Niente di “illecito” dunque, anche se una discreta dose di ingannevolezza nell’offerta di firmiamo.it potrebbe essere facilmente sostenuta. Quello che però è giusto sapere e divulgare è che non si tratta di un sito che organizza raccolte di firme per campagne varie o aiuta a “far sentire la tua voce”: si tratta invece di un sito che organizza spedizioni di spam pubblicitario a indirizzi raccolti illudendo gli utenti che stia “facendo sentire la loro voce”, che invece non sarà sentita da nessuna parte: l’unico risultato che le il sito ottiene – e persegue – è la ricezione successiva di spam pubblicitario da parte dei firmatari. A cui però viene detto questo:
Ciao,
ti scrivo in quanto sei tra i firmatari della petizione ******* . Ti ringrazio perchè sei tra chi ha aiutato firmiamo.it a superare il milione di utenti e di firme raccolte, diventando la prima piattaforma europea. Siamo leader anche in francia con jesigne.fr. La nostra missione è quella di dare voce a tutte le opinioni del mondo e grazie a te ci stiamo riuscendo.

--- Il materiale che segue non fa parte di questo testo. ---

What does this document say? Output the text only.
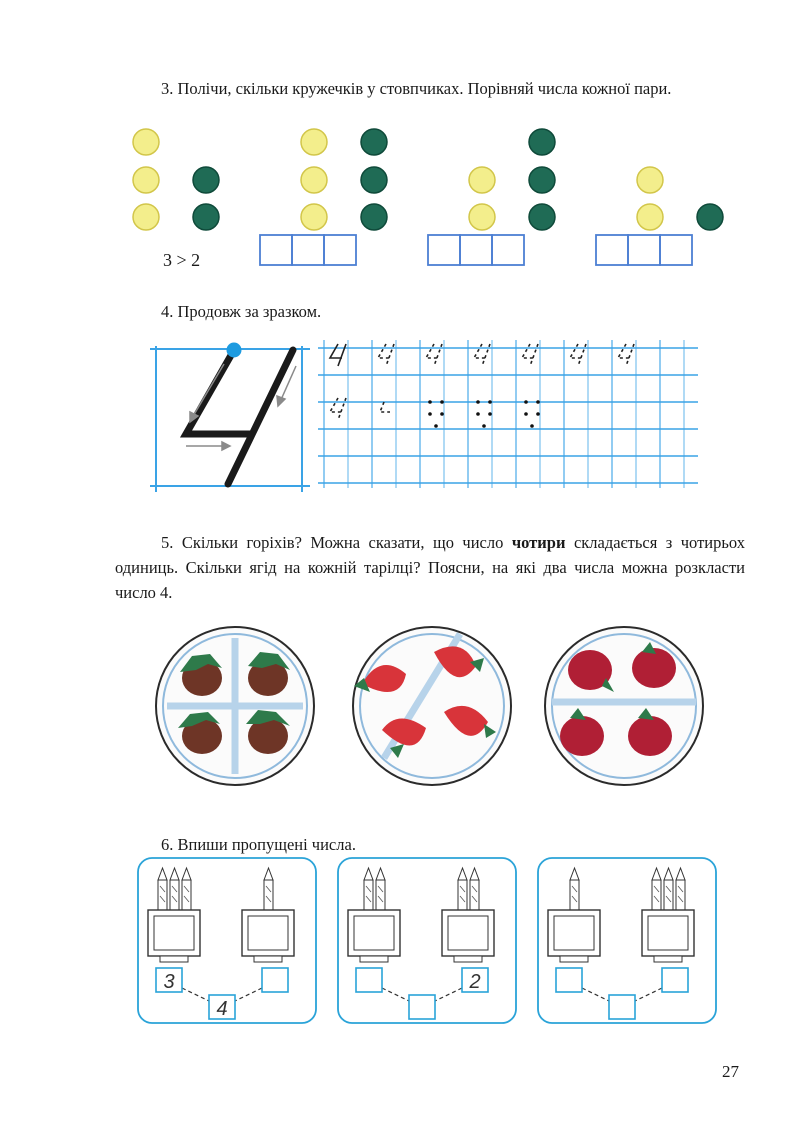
3. Полічи, скільки кружечків у стовпчиках. Порівняй числа кожної пари.

3 > 2

4. Продовж за зразком.

5. Скільки горіхів? Можна сказати, що число чотири складається з чотирьох одиниць. Скільки ягід на кожній тарілці? Поясни, на які два числа можна розкласти число 4.

6. Впиши пропущені числа.

3
4
2
27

Un caro saluto e a presto.
Marco Camisani Calzolari
CEO & Founder
Mentre probabilmente l’informazione che più chiarisce la priorità di firmiamo.it e la strumentalità a questo fine delle petizioni e delle firme è quanto scrisse Camisani Calzolari sul suo blog al lancio del servizio:
Il modello di business è basato sulla pubblicità (specie quella contestuale) e sulla vendita di servizi. Per esempio, dopo aver scelto il nome della petizione il sistema cerca subito se il relativo dominio è libero. Se lo è, ne propone l’acquisto collegandolo direttamente alla propria petizione senza che l’utente si debba occupare di questioni tecniche. Tra i servizi in vendita c’è sia quello per cui pagando sparisce la pubblicità dalla pagina della petizione, sia quello per cui può essere eliminato anche il piccolo header della piattaforma che appare sopra ogni petizione. In questo modo è possibile avere a disposizione una piattaforma no-brand per creare la propria petizione.